Creating good jobs helps us beat Reform
Creating good jobs is something we value inherently. Ensuring people can live a decent life and bring up a family is essential to our Labour values. But creating good jobs is also central to us winning re-election. It is voters without good jobs who are leaving Labour, both in the short and longer-term. I’ve previously written about how economically insecure voters have been the ones leaving since the 2024 election for both Reform and the Greens.
But this is a long-term problem too. Labour’s support amongst non-graduates, who tend to earn a lower wage and live outside of the South-East, is now significantly lower than our support amongst graduates. And these voters have increasingly left for radical or populist alternatives that promise to overturn the system. This is what lost us the Red Wall. What used to be a core part of our Labour’s base left us for UKIP in 2015, voted Brexit in 2016, went Conservative in 2019, and now are far more likely to vote Reform. This pattern – of non-graduates leaving centre-left parties for populist alternatives – is present across all high-income nations. The only way to win them back is to show that we can make them better off. We can do that by creating the good jobs they need
Source: Social Market Foundation
Conclusion
We have a good jobs shortage. Millions can’t earn enough to afford a decent life and they are leaving us to vote for other, radical parties. This is true in every part of the country, and especially outside of London & the South East. Leaving good job creation to the free market alone has failed because the structure of our economy has changed.

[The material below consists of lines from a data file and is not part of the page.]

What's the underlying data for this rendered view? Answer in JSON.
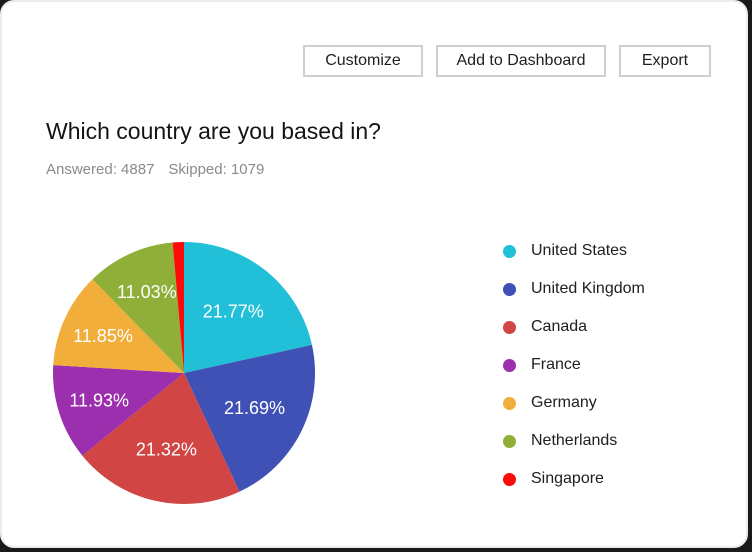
{
  "toolbar": {
    "customize_label": "Customize",
    "add_to_dashboard_label": "Add to Dashboard",
    "export_label": "Export"
  },
  "question": {
    "title": "Which country are you based in?",
    "answered": "Answered: 4887",
    "skipped": "Skipped: 1079"
  },
  "legend": [
    {
      "label": "United States",
      "color": "#22c0d8"
    },
    {
      "label": "United Kingdom",
      "color": "#3f51b5"
    },
    {
      "label": "Canada",
      "color": "#d14545"
    },
    {
      "label": "France",
      "color": "#9c2fae"
    },
    {
      "label": "Germany",
      "color": "#f2ae3a"
    },
    {
      "label": "Netherlands",
      "color": "#8faf38"
    },
    {
      "label": "Singapore",
      "color": "#ff0a0a"
    }
  ],
  "chart_data": {
    "type": "pie",
    "title": "Which country are you based in?",
    "categories": [
      "United States",
      "United Kingdom",
      "Canada",
      "France",
      "Germany",
      "Netherlands",
      "Singapore"
    ],
    "values": [
      21.77,
      21.69,
      21.32,
      11.93,
      11.85,
      11.03,
      null
    ],
    "labels": [
      "21.77%",
      "21.69%",
      "21.32%",
      "11.93%",
      "11.85%",
      "11.03%",
      ""
    ],
    "colors": [
      "#22c0d8",
      "#3f51b5",
      "#d14545",
      "#9c2fae",
      "#f2ae3a",
      "#8faf38",
      "#ff0a0a"
    ],
    "start_angle": "12 o'clock, clockwise",
    "legend_position": "right",
    "unit": "%"
  }
}
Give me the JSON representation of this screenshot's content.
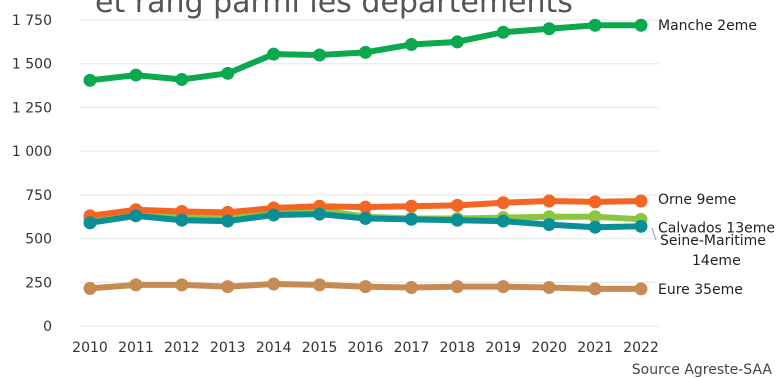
{
  "chart_data": {
    "type": "line",
    "title": "et rang parmi les départements",
    "source": "Source Agreste-SAA",
    "x": [
      2010,
      2011,
      2012,
      2013,
      2014,
      2015,
      2016,
      2017,
      2018,
      2019,
      2020,
      2021,
      2022
    ],
    "ylim": [
      0,
      1750
    ],
    "yticks": [
      0,
      250,
      500,
      750,
      1000,
      1250,
      1500,
      1750
    ],
    "ytick_labels": [
      "0",
      "250",
      "500",
      "750",
      "1 000",
      "1 250",
      "1 500",
      "1 750"
    ],
    "grid": "horizontal",
    "series": [
      {
        "name": "Manche 2eme",
        "label_lines": [
          "Manche 2eme"
        ],
        "color": "#0aa84f",
        "values": [
          1405,
          1435,
          1410,
          1445,
          1555,
          1550,
          1565,
          1610,
          1625,
          1680,
          1700,
          1720,
          1720
        ]
      },
      {
        "name": "Calvados 13eme",
        "label_lines": [
          "Calvados 13eme"
        ],
        "color": "#8cc63f",
        "values": [
          615,
          650,
          630,
          625,
          650,
          665,
          625,
          615,
          615,
          620,
          625,
          625,
          610
        ]
      },
      {
        "name": "Orne 9eme",
        "label_lines": [
          "Orne 9eme"
        ],
        "color": "#f26522",
        "values": [
          630,
          665,
          655,
          650,
          675,
          685,
          680,
          685,
          690,
          705,
          715,
          710,
          715
        ]
      },
      {
        "name": "Seine-Maritime 14eme",
        "label_lines": [
          "Seine-Maritime",
          "14eme"
        ],
        "color": "#0b8f96",
        "values": [
          590,
          630,
          605,
          600,
          635,
          640,
          615,
          610,
          605,
          600,
          580,
          565,
          570
        ]
      },
      {
        "name": "Eure 35eme",
        "label_lines": [
          "Eure 35eme"
        ],
        "color": "#c68b52",
        "values": [
          215,
          235,
          235,
          225,
          240,
          235,
          225,
          220,
          225,
          225,
          220,
          212,
          212
        ]
      }
    ]
  }
}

To create the good jobs we need for the people and places that need them, the government needs to step in, by investing in the green transition, physical infrastructure, and social infrastructure, as well as repeating the successes of the last Labour government through direct employment. This is how we give people the decent life they work so hard for. This is how we win the next election.
The more eagle-eyed of you will notice that we are talking about creating a couple of million (good) jobs above. If we count up the amount that will be created in the green transition (1.5 million), construction (500,000), and public sector employment (370,000 directly created) then we are looking at around 2.5 million jobs being created. We also need other cost of living interventions on bills, tax, and social security to make people be able to earn a good life.

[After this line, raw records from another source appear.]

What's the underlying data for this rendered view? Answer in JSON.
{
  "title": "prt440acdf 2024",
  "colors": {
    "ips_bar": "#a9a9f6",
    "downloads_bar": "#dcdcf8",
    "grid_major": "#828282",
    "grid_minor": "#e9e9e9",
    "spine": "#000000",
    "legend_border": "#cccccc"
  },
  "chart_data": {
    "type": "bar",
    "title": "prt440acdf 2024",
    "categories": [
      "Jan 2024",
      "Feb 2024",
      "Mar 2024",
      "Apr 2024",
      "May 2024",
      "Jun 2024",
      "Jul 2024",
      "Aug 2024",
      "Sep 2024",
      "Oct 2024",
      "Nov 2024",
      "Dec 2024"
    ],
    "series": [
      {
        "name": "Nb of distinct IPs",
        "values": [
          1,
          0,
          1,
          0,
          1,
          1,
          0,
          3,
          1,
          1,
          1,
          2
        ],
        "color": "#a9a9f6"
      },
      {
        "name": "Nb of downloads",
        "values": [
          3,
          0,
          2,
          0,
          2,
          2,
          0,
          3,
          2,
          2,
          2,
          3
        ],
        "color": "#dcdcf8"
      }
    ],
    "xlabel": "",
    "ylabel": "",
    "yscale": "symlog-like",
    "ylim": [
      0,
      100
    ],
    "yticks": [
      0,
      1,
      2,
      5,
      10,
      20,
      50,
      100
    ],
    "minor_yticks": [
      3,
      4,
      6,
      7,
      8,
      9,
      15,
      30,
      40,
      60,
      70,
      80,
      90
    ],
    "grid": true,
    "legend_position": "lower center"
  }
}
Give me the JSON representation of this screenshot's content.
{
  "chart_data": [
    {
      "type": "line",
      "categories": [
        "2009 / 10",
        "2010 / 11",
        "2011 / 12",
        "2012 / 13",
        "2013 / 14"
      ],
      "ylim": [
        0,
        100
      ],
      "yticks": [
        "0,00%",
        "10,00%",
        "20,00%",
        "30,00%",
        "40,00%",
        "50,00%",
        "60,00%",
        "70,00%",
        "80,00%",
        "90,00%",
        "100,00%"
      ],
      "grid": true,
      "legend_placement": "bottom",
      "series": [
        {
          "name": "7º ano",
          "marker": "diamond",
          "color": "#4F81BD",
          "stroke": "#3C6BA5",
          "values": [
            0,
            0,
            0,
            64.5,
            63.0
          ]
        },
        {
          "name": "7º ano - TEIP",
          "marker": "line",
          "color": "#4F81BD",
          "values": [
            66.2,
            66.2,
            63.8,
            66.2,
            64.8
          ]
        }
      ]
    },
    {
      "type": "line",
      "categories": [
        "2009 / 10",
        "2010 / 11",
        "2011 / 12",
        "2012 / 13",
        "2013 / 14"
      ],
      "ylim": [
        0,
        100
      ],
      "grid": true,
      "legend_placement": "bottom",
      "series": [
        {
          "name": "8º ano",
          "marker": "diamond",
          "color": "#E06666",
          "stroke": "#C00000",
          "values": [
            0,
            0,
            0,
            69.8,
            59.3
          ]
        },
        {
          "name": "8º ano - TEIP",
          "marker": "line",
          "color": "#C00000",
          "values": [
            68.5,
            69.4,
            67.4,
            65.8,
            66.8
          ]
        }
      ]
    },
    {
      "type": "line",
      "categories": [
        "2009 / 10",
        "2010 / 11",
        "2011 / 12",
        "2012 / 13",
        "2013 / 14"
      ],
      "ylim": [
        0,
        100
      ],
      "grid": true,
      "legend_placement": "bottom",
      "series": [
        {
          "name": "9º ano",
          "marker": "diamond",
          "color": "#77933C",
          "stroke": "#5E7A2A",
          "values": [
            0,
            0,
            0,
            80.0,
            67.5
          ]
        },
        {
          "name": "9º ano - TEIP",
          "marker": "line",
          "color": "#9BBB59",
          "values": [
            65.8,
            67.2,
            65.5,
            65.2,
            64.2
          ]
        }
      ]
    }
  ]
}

Jeevun, when is Starmer going to talk regularly to us, the nation? When will he invite all the media to hear his govt’s policy achievements that will be broadcast to us all? Or to quote Thatcher, is he ‘frit’ ? If Labour want a second term they better start communicating the message.
The suggested solutions need resources. What taxes do you propose to produce these and what effect is it anticipated that they will have on the economy? I fear the law of unintended consequences.